Accessibility burden
Give the chip group a visible label and programmatic group name.
Common misuse
Using chip selection to filter result sets without explaining that the chips are filters.

Inline message

UI or UX
UI + UX - Contextual in-flow feedback
UI guidance
Render the message inside the same row, card, panel, form section, or task region that it describes, with a clear tone, concise title, body text, and at most one local action or detail disclosure.
UX guidance
Use inline messages when users need contextual feedback while continuing nearby work, such as a row-level warning, section-level success, local policy note, or task-specific next step.
Good UI
An invoice row shows Missing billing contact directly beneath the affected customer with Add contact as the only action.
Bad UI
A vague Important message appears above the whole page with no object reference.
Good UX
Users can reveal why export is limited, add the missing contact, and see the local message resolve without losing table context.
Bad UX
The message disappears like a toast even though users still need the invoice reference.
Best fit
A visible object or section has local status, warning, success, or next-step information.
Avoid when
The message is a one-field validation correction.
Required state
Neutral local context with no message.
Accessibility burden
Keep the message in the reading order near the context it describes.
Common misuse
Using an inline message for a single field error that should be connected to that input.
Decision rules
  • Choose tag when the UI needs a compact read-only label that describes an object's category, state, phase, count, or freshness without becoming an action.
  • Choose a status tag only when the label reports current state, progress, urgency, priority, or outcome and the semantic color has the same meaning everywhere it appears.
  • Choose filter chips when the label represents an active filter that users can remove, clear, or edit and the result set changes when it is removed.
  • Choose chip selection when the chip itself is an input option and users can select or deselect it as part of a form, preference, or filtering control.
  • Choose inline message when users need more than a compact label: a local title, explanatory sentence, recovery action, detail disclosure, or status announcement tied to a row, card, or section.
  • Do not make a read-only tag look keyboard-focusable, clickable, hoverable, or dismissible; that turns it into a chip, link, button, or menu trigger.

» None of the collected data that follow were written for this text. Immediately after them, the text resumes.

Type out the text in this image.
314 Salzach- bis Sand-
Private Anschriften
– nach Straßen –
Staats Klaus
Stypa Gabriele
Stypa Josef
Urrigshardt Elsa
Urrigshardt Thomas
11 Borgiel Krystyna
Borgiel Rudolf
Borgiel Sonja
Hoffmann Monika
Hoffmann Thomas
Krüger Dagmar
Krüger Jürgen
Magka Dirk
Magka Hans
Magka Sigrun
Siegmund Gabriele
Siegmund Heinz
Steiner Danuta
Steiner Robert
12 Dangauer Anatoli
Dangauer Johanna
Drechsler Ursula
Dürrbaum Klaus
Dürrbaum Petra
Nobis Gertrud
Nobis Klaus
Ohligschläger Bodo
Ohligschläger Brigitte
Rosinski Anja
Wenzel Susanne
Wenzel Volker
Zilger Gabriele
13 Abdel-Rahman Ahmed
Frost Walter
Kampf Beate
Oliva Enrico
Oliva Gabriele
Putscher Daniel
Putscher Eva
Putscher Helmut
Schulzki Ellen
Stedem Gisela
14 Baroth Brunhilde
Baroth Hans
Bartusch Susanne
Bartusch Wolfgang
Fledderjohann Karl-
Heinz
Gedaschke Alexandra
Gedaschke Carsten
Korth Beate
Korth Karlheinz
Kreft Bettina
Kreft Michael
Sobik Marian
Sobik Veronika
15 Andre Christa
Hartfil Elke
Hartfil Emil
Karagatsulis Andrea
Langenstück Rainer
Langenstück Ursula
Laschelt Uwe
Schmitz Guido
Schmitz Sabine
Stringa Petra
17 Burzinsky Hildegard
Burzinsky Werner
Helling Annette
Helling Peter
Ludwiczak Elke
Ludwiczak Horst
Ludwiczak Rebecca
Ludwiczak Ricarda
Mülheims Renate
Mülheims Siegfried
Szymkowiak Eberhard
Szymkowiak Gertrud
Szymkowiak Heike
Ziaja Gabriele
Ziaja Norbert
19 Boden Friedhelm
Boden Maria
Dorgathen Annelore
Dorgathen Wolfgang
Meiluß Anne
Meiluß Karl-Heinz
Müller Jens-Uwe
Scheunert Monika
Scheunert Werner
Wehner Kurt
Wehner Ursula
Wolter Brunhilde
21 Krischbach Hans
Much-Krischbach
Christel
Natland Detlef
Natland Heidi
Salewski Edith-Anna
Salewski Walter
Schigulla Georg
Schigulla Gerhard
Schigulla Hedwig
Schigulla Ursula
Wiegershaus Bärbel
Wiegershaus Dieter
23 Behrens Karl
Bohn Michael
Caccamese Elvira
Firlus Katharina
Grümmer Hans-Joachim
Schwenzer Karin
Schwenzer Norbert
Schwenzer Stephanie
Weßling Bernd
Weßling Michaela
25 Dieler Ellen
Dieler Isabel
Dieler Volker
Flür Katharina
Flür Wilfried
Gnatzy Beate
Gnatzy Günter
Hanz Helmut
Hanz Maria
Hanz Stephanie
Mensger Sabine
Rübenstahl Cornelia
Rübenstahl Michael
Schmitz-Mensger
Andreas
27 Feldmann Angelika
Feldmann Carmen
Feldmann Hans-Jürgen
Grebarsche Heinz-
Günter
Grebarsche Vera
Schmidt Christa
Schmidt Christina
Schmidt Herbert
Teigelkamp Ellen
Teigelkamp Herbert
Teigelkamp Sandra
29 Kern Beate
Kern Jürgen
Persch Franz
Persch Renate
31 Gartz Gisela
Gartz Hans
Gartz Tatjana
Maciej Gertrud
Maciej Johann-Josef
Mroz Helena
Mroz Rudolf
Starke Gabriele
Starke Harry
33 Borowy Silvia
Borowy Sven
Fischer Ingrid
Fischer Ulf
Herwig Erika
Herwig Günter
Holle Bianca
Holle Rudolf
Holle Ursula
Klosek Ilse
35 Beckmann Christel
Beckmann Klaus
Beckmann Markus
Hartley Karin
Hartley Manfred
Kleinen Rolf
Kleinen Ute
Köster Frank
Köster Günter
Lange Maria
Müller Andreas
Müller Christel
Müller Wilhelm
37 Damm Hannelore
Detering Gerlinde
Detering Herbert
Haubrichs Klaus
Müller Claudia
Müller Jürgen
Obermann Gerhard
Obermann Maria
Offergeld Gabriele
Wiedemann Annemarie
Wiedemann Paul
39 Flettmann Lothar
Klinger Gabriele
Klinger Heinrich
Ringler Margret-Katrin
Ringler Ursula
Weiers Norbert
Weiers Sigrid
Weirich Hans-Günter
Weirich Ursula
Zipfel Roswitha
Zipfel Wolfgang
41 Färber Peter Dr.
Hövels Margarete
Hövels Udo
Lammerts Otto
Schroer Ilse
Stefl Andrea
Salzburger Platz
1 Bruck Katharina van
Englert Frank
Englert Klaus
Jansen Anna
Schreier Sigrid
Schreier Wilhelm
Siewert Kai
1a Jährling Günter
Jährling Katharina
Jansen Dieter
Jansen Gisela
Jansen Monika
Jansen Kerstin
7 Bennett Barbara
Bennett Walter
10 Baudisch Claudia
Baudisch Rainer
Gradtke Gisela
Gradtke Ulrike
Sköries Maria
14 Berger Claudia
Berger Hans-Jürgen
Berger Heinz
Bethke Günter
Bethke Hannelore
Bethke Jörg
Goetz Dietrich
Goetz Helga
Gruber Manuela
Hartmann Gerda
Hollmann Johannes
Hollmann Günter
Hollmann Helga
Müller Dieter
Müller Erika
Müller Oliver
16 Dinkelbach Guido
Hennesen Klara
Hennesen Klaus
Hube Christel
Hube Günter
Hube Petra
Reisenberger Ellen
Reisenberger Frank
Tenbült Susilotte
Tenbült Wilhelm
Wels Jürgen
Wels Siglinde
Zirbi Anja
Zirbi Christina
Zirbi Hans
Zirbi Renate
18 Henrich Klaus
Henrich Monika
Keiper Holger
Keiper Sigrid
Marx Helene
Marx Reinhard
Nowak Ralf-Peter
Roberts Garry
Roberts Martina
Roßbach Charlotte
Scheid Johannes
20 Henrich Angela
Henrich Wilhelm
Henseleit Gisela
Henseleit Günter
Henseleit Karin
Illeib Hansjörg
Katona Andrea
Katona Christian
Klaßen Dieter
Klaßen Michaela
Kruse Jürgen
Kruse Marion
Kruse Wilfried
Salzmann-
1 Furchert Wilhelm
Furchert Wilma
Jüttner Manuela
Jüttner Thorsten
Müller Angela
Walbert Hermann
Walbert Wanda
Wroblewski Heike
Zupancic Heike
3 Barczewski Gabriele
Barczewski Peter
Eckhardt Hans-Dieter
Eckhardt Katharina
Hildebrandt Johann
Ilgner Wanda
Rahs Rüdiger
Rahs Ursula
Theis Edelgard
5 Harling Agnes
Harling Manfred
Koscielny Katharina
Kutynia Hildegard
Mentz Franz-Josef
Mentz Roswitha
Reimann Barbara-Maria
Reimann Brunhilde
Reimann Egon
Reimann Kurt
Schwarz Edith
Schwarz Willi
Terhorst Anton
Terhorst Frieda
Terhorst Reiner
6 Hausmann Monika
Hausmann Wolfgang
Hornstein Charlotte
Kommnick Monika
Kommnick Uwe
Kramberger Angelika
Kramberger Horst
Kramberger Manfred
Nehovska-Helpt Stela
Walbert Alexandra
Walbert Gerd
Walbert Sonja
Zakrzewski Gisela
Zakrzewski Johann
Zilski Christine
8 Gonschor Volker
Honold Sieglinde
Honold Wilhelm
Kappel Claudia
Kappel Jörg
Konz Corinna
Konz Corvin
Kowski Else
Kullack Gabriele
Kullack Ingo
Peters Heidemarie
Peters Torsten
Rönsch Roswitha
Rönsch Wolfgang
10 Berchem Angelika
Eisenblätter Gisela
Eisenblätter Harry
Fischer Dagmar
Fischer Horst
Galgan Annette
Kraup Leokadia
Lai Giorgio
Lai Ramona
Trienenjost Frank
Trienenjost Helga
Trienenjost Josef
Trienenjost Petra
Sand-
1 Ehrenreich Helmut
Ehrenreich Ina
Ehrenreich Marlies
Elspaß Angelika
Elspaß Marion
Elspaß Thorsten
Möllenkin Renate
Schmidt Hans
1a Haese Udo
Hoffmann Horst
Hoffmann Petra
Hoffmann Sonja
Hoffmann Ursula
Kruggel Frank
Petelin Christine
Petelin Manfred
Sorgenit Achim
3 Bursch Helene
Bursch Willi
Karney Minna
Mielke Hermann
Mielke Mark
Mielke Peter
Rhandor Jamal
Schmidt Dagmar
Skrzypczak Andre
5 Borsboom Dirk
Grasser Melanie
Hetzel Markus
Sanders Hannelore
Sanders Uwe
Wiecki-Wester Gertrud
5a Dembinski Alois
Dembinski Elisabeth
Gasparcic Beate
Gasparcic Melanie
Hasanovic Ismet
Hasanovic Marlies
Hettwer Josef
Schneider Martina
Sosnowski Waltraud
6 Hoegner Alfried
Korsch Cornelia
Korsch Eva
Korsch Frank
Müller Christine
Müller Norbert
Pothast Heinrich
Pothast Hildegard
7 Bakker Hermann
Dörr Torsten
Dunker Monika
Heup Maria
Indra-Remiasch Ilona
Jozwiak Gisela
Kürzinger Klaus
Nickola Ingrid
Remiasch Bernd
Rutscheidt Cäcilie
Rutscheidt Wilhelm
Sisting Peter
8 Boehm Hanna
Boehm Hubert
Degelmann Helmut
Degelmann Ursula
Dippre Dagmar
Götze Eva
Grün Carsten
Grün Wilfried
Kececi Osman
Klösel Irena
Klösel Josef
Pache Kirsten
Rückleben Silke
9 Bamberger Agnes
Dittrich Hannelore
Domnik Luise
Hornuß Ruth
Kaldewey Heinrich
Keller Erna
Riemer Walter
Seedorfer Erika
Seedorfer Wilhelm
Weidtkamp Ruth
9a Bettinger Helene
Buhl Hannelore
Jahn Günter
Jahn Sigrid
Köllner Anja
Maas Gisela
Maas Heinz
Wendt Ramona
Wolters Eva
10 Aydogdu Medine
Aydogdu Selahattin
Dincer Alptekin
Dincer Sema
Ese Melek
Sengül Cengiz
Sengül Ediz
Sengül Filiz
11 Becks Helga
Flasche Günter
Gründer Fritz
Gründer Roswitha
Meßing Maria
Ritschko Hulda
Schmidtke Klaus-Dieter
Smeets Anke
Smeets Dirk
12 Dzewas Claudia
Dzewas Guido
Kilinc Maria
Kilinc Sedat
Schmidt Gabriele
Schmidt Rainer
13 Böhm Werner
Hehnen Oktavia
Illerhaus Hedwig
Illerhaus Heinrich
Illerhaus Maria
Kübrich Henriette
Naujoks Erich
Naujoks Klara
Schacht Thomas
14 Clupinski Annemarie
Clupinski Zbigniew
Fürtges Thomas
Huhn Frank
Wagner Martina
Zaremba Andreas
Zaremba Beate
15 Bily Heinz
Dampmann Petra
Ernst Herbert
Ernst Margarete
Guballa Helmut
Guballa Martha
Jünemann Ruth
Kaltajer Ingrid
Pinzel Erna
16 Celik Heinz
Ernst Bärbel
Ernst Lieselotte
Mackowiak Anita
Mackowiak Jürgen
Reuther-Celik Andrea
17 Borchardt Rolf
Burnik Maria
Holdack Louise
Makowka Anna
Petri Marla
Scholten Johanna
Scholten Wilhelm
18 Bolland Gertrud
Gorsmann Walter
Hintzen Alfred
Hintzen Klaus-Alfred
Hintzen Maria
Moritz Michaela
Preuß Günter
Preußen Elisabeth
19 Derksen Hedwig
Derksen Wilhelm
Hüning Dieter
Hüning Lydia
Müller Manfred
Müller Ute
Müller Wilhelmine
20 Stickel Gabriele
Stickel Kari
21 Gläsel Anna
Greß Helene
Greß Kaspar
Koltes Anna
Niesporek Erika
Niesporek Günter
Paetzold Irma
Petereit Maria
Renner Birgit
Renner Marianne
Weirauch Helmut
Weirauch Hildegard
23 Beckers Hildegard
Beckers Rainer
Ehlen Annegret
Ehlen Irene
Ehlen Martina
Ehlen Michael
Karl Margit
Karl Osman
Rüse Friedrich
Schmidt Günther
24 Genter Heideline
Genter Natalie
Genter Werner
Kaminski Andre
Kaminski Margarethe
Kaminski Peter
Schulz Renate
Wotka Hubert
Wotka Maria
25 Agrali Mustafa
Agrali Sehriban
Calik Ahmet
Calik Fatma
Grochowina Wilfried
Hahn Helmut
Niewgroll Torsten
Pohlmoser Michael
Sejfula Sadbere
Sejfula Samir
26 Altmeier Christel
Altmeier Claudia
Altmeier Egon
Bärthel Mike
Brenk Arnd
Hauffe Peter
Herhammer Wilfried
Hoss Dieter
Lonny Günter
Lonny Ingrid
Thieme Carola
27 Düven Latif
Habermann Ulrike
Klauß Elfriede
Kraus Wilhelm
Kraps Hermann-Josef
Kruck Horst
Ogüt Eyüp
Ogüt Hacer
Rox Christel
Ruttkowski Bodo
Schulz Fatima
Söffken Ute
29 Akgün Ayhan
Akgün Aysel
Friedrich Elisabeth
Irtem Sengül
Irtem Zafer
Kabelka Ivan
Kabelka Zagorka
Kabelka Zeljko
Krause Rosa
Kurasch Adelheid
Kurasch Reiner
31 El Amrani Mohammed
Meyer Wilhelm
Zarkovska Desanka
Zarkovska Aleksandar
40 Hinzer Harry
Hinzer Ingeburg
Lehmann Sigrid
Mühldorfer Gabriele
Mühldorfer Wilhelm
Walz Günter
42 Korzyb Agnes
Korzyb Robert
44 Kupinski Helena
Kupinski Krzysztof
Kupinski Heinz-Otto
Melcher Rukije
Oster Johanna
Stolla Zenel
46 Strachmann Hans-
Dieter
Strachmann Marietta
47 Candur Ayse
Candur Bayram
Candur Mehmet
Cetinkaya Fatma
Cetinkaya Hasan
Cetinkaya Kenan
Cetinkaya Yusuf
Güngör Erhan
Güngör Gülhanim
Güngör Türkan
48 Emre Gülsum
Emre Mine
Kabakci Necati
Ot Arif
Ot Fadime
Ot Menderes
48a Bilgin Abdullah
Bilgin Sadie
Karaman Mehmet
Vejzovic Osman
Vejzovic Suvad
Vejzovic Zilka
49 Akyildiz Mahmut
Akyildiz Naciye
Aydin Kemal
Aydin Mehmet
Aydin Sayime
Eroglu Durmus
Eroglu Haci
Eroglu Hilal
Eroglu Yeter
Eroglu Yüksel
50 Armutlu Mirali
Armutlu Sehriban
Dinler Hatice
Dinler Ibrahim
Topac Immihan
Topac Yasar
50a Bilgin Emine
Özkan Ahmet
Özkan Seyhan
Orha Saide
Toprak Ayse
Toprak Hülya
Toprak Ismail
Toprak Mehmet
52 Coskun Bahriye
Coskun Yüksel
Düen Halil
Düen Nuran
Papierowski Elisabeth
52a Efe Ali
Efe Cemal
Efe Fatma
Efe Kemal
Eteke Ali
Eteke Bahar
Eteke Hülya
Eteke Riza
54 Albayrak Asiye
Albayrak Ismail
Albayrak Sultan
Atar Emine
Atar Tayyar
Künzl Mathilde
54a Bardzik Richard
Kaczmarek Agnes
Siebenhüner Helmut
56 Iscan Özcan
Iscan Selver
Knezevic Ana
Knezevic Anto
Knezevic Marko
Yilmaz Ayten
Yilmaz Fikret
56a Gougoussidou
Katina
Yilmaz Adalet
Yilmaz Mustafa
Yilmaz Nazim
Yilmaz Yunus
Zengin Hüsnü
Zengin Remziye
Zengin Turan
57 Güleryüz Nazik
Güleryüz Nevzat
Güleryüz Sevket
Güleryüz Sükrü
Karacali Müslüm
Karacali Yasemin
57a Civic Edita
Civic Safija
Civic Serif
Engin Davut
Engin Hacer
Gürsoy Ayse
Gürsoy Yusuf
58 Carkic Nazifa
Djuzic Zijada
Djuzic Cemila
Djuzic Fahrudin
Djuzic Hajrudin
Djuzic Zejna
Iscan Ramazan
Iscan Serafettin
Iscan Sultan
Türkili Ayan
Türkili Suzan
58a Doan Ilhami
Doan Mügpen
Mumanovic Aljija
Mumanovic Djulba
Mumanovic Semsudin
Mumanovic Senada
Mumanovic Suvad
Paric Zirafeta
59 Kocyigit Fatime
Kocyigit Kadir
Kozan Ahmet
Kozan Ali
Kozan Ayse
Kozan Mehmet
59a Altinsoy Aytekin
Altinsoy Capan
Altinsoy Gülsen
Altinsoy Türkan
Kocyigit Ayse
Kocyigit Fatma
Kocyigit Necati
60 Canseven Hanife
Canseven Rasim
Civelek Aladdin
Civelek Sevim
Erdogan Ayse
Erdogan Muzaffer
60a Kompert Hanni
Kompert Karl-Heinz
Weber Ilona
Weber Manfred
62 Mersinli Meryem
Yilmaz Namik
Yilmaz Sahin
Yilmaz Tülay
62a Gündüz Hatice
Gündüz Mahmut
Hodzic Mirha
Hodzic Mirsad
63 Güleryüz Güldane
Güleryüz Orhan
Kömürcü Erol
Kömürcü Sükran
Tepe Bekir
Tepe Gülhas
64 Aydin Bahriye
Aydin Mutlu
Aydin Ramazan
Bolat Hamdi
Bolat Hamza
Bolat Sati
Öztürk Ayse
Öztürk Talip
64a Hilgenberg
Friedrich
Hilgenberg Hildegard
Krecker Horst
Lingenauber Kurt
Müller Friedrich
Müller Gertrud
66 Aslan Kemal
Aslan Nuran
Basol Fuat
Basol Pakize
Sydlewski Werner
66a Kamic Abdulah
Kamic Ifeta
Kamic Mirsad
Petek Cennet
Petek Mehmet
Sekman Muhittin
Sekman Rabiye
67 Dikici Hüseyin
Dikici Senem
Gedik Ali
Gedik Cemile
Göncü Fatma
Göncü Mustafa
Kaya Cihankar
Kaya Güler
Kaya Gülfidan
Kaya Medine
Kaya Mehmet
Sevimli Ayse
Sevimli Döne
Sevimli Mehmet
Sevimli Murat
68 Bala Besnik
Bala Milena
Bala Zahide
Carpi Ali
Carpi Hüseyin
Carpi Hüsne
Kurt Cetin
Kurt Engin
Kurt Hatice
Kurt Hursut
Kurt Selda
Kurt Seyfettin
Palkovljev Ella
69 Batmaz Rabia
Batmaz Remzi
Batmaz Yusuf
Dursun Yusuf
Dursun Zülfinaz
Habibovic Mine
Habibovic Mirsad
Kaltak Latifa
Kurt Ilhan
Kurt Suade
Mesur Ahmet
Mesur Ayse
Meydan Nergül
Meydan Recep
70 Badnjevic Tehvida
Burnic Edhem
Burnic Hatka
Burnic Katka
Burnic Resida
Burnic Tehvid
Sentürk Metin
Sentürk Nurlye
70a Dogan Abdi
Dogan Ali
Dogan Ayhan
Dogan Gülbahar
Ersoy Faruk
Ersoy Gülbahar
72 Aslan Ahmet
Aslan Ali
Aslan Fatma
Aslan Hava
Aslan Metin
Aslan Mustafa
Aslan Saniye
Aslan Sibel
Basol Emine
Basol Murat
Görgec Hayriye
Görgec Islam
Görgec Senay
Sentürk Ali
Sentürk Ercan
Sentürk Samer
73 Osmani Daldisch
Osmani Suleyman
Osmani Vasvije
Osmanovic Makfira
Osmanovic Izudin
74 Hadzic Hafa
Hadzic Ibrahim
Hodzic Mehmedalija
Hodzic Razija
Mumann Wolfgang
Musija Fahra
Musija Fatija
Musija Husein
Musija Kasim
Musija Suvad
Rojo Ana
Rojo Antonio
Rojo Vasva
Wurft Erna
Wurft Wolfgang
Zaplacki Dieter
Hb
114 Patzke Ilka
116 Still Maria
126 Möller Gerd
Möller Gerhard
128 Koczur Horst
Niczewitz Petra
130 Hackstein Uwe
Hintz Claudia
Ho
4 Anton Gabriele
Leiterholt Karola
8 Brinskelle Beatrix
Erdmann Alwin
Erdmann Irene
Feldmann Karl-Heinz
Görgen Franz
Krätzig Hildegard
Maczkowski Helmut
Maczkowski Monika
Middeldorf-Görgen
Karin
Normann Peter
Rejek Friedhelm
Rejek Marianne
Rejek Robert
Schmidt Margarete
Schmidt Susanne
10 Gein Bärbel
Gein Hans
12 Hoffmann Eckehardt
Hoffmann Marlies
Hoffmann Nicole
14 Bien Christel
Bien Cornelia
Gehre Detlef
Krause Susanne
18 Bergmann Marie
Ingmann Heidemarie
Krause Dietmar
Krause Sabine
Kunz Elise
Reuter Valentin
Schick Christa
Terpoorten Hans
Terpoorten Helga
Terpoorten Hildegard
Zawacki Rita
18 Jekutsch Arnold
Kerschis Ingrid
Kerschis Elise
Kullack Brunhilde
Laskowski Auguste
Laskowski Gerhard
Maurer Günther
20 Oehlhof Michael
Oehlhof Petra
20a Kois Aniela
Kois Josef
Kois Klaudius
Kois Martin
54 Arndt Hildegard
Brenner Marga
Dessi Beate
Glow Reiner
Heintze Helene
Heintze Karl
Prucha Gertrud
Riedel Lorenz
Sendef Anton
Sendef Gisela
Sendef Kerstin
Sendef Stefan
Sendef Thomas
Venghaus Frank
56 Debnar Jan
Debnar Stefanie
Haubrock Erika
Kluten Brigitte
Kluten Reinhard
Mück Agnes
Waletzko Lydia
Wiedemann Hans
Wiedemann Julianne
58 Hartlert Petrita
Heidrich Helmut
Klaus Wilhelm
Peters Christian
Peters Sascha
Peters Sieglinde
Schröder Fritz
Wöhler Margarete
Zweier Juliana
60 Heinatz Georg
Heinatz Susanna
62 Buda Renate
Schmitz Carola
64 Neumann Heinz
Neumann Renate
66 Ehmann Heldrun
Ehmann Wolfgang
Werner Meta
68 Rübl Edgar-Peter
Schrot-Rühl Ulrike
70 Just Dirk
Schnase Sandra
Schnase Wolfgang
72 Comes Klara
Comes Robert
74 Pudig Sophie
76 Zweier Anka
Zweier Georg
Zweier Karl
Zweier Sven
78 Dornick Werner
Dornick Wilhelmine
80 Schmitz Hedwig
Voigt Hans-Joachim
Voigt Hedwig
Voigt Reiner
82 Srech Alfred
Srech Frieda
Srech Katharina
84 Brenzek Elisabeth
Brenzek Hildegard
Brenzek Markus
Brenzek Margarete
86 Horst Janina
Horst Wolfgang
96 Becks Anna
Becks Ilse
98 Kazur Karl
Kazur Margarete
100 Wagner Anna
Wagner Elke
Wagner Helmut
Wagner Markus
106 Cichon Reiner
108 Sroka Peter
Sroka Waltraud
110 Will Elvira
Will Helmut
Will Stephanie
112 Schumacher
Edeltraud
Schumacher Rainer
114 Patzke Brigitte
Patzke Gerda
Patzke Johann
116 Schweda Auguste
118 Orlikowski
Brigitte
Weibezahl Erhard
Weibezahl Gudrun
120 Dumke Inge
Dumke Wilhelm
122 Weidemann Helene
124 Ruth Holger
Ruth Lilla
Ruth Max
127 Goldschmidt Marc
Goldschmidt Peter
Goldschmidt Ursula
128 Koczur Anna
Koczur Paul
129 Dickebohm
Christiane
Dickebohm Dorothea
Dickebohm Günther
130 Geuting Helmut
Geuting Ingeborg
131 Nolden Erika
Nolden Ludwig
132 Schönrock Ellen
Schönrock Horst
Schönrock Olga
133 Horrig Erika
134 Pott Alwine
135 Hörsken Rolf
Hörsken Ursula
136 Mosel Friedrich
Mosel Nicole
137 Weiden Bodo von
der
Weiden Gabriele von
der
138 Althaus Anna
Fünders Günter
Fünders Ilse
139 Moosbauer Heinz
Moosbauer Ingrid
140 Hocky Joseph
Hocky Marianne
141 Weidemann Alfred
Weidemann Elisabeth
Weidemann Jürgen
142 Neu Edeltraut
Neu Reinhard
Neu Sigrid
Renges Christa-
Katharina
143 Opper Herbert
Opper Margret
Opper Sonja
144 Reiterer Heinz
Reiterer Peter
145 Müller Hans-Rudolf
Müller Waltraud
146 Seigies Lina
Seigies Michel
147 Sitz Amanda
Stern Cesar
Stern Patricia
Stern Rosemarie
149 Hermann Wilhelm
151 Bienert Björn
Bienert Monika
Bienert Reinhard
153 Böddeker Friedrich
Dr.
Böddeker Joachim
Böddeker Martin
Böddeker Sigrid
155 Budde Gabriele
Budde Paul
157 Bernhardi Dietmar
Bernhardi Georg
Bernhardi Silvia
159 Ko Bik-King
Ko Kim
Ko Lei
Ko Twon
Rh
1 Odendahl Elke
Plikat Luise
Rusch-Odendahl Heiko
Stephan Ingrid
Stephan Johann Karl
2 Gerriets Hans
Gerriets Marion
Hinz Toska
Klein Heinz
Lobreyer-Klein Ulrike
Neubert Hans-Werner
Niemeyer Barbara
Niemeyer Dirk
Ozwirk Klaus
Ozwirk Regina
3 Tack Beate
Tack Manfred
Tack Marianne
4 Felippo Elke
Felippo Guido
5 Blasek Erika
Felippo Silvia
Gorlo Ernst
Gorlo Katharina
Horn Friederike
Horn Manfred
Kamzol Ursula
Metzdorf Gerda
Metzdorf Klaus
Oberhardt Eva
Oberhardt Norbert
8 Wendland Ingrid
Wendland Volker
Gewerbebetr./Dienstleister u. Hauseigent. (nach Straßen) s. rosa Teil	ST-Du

  • Do not rely on color alone for status tags; the visible text and surrounding object context must still identify the state or category.
  • Do not place several unrelated tags on every object just because metadata exists; tags should speed scanning by exposing the few labels users use to compare or prioritize.
  • Do not use tag as the object's title, primary identifier, alert, validation error, or full status explanation; those belong to heading, alert, inline validation, or inline message patterns.
Inspect live examples
Failure modes
  • A read-only status tag receives focus and looks removable, so keyboard users try to activate it and nothing happens.
  • A table uses red, green, and blue tags with vague labels such as Type A and Level 2, so users cannot tell which states need attention.
  • Every record has eight metadata tags, making the row harder to scan than plain columns.
  • An active filter is rendered as a static tag with no remove control, trapping users in a narrowed result set.
  • A one-word tag tries to replace an inline warning that needs a reason and a next step.